Last weekend, scores of gamers gathered in Jacksonville, Florida, to compete in a regional qualifier for the Madden NFL 19 tournament. What should have been a celebration of these talents turned to tragedy a 24-year-old gamer opened fire on his fellow competitors.
In the ensuing panic and chaos, two Madden 19 esports gamers, Eli Clayton, 22 (“Trueboy”) and Taylor Robertson, 27 (“SpotMePlzzz”) were killed. A further nine people were injured. Immediately following the violence, the gunman took his own life.
In response to the tragedy, EA Sports has announced the remaining tournaments in the Madden Classic qualifying event have been cancelled. It remains to be seen whether further qualifiers will be played, or whether the Madden Classic finals will take place at all this year.
Security at esports tournaments
Sunday’s awful events have led to a somewhat predictable call from many commentators about the security, or lack thereof, at esports events. It is perhaps a testament to the uniquely friendly makeup of the esports community that few have felt the need to publicly question whether security is required at these big events until now.
Esports gamers are certainly competitive, but by and large, they are able to accept both victory and defeat with a degree of humility and acceptance.
However, as events in Jacksonville have shown, it takes only one individual to undo many, many years of safe, friendly gaming. It now makes total sense for the esports community in the United States to consider the safety of players, organizers and attendees at big events.
But the salient point to remember here is that this violent and tragic outburst is not a problem created by esports. American culture and laws writ large made it possible.

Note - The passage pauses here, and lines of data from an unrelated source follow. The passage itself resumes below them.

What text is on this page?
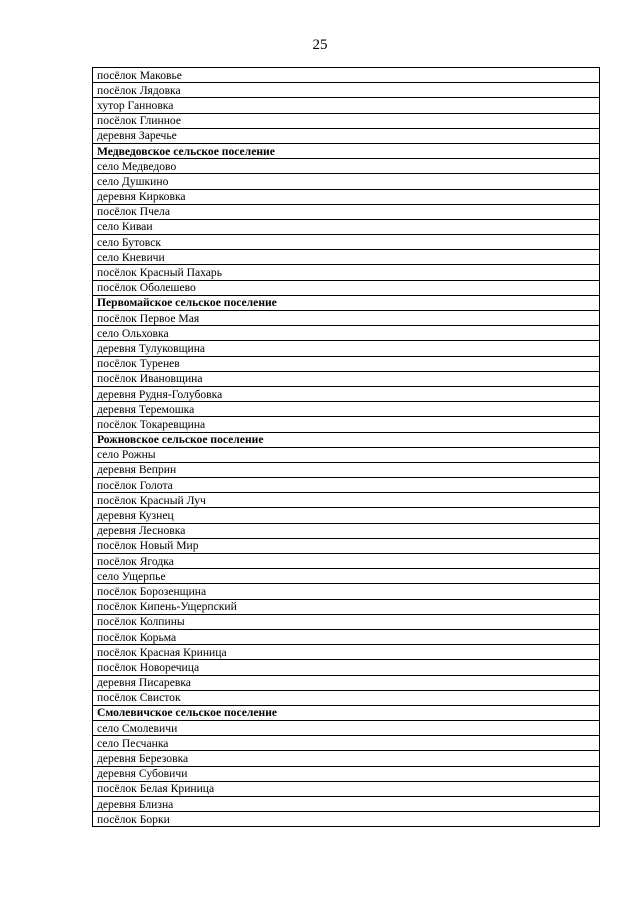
25
посёлок Маковье
посёлок Лядовка
хутор Ганновка
посёлок Глинное
деревня Заречье
Медведовское сельское поселение
село Медведово
село Душкино
деревня Кирковка
посёлок Пчела
село Киваи
село Бутовск
село Кневичи
посёлок Красный Пахарь
посёлок Оболешево
Первомайское сельское поселение
посёлок Первое Мая
село Ольховка
деревня Тулуковщина
посёлок Туренев
посёлок Ивановщина
деревня Рудня-Голубовка
деревня Теремошка
посёлок Токаревщина
Рожновское сельское поселение
село Рожны
деревня Веприн
посёлок Голота
посёлок Красный Луч
деревня Кузнец
деревня Лесновка
посёлок Новый Мир
посёлок Ягодка
село Ущерпье
посёлок Борозенщина
посёлок Кипень-Ущерпский
посёлок Колпины
посёлок Корьма
посёлок Красная Криница
посёлок Новоречица
деревня Писаревка
посёлок Свисток
Смолевичское сельское поселение
село Смолевичи
село Песчанка
деревня Березовка
деревня Субовичи
посёлок Белая Криница
деревня Близна
посёлок Борки
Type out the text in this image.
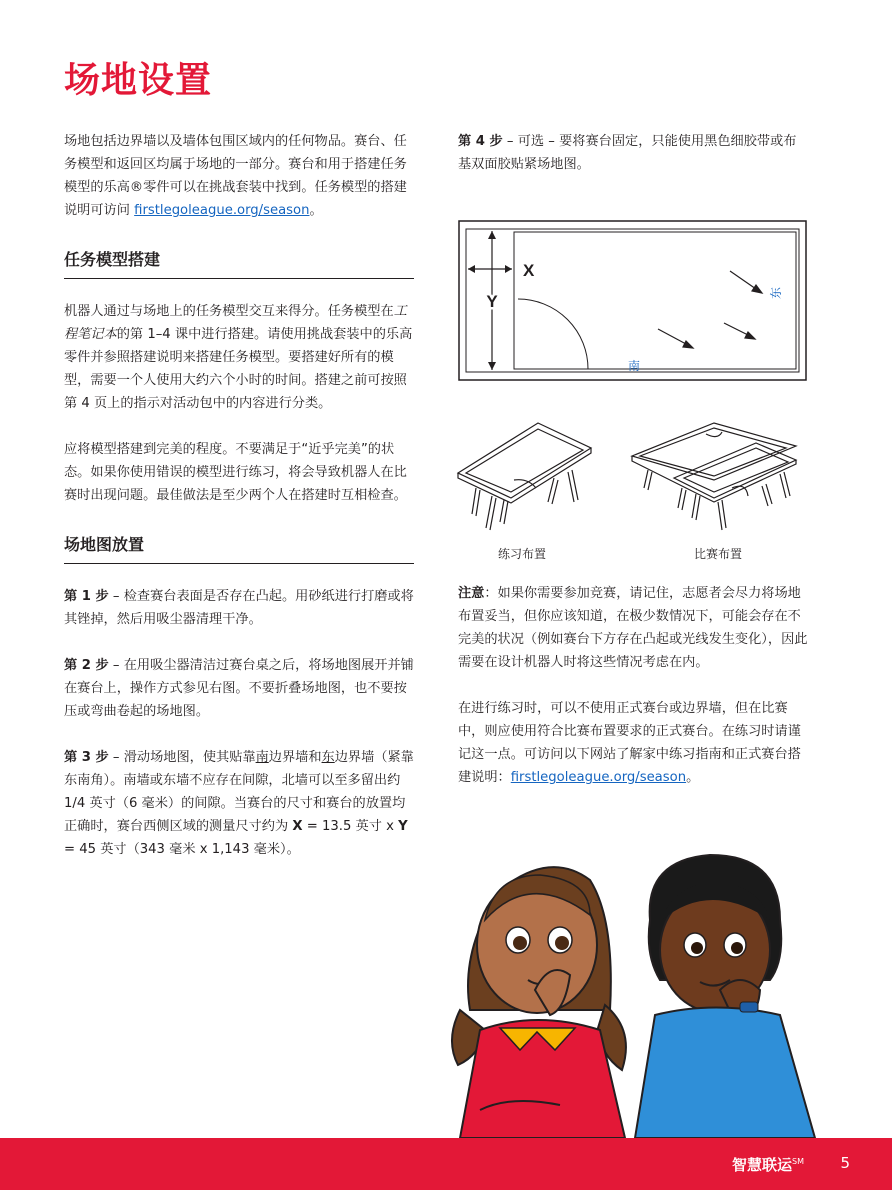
场地设置

场地包括边界墙以及墙体包围区域内的任何物品。赛台、任务模型和返回区均属于场地的一部分。赛台和用于搭建任务模型的乐高®零件可以在挑战套装中找到。任务模型的搭建说明可访问 firstlegoleague.org/season。

任务模型搭建

机器人通过与场地上的任务模型交互来得分。任务模型在工程笔记本的第 1–4 课中进行搭建。请使用挑战套装中的乐高零件并参照搭建说明来搭建任务模型。要搭建好所有的模型，需要一个人使用大约六个小时的时间。搭建之前可按照第 4 页上的指示对活动包中的内容进行分类。

应将模型搭建到完美的程度。不要满足于“近乎完美”的状态。如果你使用错误的模型进行练习，将会导致机器人在比赛时出现问题。最佳做法是至少两个人在搭建时互相检查。

场地图放置

第 1 步 – 检查赛台表面是否存在凸起。用砂纸进行打磨或将其锉掉，然后用吸尘器清理干净。

第 2 步 – 在用吸尘器清洁过赛台桌之后，将场地图展开并铺在赛台上，操作方式参见右图。不要折叠场地图，也不要按压或弯曲卷起的场地图。

第 3 步 – 滑动场地图，使其贴靠南边界墙和东边界墙（紧靠东南角）。南墙或东墙不应存在间隙，北墙可以至多留出约 1/4 英寸（6 毫米）的间隙。当赛台的尺寸和赛台的放置均正确时，赛台西侧区域的测量尺寸约为 X = 13.5 英寸 x Y = 45 英寸（343 毫米 x 1,143 毫米）。

第 4 步 – 可选 – 要将赛台固定，只能使用黑色细胶带或布基双面胶贴紧场地图。

X
Y
南
东
练习布置	比赛布置

注意：如果你需要参加竞赛，请记住，志愿者会尽力将场地布置妥当，但你应该知道，在极少数情况下，可能会存在不完美的状况（例如赛台下方存在凸起或光线发生变化），因此需要在设计机器人时将这些情况考虑在内。

在进行练习时，可以不使用正式赛台或边界墙，但在比赛中，则应使用符合比赛布置要求的正式赛台。在练习时请谨记这一点。可访问以下网站了解家中练习指南和正式赛台搭建说明：firstlegoleague.org/season。

智慧联运℠ 5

Esports was only the latest setting for an American epidemic
It’s been impossible in recent years to hide from news of mass shootings that seem to occur almost monthly in United States. Nightclubs, restaurants, concerts, and schools have all played host to this ceaseless pattern of tragedy. The country’s much-vaunted “right to bear arms” coupled with politically powerful organisations such as the National Rifle Association, not to mention a rightwing government currently unwilling to address the issue’s root cause, make this a particularly thorny issue in the US.
Even minor caveats to legislation regarding gun ownership, such as the type and power of the guns people are allowed to own, is often met with fierce resistance from millions of people and many powerful pro-gun lobbyists and lawmakers.
Outside the US, it is genuinely shocking that a young man with a history of mental illness and a proven inability to accept defeat could legally obtain a hand gun and ammunition.
Until the nation deals with this societal issue, yes, adding greater security at esports tournaments is a necessity. But it is akin to putting a band-aid on a broken leg. No tournament organizer can solve a problem deeply rooted in an entire country, just the same way arming teachers won’t end school shootings.
Cancelling tournaments isn’t the right move
As EA Sports indicated in the statement by its CEO, it’s cancelled the Madden qualifiers. This, while the company works with different partners to try and improve and increase event security. I have no doubt that across the United States, many other esports events taking place their will follow suit.
However, a fitting way to honour the memory of the two gamers who lost their lives last weekend would be for the tournament to continue when the security issues are resolved. This way, the esports community can come together to honour their memory in a way both players most certainly would have wanted.